Add owning a business into the mix and you’re facing an extra layer of uncertainty.
Many couples will find that the most valuable asset they own is their business. All assets and interests such as the home, savings, investments and pensions can be shared – a business is no different.
In most cases, businesses and their value are included within the assets to be shared within the divorce settlement, even if one spouse has never been involved in the business.
However, whilst the value of the business will be taken into account this does not necessarily mean a spouse will receive a direct interest – each case is very different.
How do I establish a fair financial settlement?
The first step is to value the business. When an initial agreement cannot be made between parties, it is advisable for an expert (most likely a qualified accountant) to be instructed. They will value the business to determine the income it can provide and the extent to which it can be used to assist with funding a settlement.
Is the valuation considered differently if I’m a sole trader?
If you are a sole trader, the valuation will be considered differently than if you are a shareholder in a limited company.
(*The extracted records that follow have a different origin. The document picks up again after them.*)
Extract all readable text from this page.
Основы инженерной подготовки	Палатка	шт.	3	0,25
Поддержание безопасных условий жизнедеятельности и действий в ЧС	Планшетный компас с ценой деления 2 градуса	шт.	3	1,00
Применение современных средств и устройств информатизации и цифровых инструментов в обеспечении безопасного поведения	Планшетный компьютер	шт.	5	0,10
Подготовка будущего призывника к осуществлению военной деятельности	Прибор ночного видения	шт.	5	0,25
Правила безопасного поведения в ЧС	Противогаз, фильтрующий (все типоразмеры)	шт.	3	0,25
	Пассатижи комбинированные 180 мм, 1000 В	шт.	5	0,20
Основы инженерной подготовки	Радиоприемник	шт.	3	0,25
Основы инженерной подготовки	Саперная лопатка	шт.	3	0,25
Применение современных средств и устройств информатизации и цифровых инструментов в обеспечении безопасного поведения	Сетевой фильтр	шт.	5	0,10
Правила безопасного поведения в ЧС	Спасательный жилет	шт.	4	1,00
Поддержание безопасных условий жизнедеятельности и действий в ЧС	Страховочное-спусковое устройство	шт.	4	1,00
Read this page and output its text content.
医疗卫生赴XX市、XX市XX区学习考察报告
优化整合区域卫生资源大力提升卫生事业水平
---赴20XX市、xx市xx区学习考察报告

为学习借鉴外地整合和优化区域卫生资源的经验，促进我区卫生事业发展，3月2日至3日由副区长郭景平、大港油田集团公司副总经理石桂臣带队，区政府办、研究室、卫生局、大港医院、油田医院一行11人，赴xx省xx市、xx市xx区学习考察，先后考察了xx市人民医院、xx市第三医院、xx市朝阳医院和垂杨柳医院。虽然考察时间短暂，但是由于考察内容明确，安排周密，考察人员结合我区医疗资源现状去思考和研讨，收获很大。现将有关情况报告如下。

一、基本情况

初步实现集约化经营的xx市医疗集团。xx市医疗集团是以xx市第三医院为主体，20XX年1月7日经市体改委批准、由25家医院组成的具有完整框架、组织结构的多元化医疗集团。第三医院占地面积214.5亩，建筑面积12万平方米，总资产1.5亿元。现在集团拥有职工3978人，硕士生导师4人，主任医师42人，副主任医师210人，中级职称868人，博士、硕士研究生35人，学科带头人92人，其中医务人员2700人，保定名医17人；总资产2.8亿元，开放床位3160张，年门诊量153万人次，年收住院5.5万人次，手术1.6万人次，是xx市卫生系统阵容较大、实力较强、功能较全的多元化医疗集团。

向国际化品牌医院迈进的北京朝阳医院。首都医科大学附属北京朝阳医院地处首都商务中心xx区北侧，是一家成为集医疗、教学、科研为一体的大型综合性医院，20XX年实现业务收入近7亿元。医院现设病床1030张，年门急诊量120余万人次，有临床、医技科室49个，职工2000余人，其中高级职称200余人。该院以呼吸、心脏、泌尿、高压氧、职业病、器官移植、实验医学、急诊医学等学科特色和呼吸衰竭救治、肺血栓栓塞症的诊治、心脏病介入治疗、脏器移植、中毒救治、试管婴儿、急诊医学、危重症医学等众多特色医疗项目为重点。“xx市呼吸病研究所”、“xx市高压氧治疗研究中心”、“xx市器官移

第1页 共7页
As a sole trader, you own and control the business assets, but you are also personally liable for any debts. The income and profitability are the most important figures, although business assets, such as premises or vehicles, will also be taken into account in the valuation figure.
If you are involved in a partnership, then there would usually be a partnership agreement in place, but it could also be an informal partnership, with no written agreement. If it is not a partnership between you and your spouse and there are other partners involved in the business, then valuing it will be more complicated and expert help would be advised.
Is it worthwhile considering future proofing and protecting my business?
Yes, you may even enter into a postnuptial agreement which can ringfence business assets and may help limit bad feeling in the future! It’s advisable to keep the business separate to the household finances as this can help on a practical basis. You could also sacrifice other assets as part of the overall divorce settlement – otherwise known as offsetting and it’s beneficial to a spouse wanting to retain control of their business or business interest.
Will I have to sell my business if I divorce?
It’s pretty rare for a business to be sold as part of a divorce. Often, businesses are one of the main sources of income for a family and it would not be the best option to sell and lose the income it provides. All assets will need to be considered and the aim is to reach an agreement as to who has what, creating a settlement that is fair and meets the needs of both parties.
Is my husband or wife entitled to half my business if we divorce?
There is no automatic guarantee to an equal split share of a business and there could be various reasons why your spouse may not be entitled to half of your business or business interest upon divorce.
One of the important things to remember is that no two cases and businesses are the same, so seeking early advice is key to ensure that you reach the best outcome.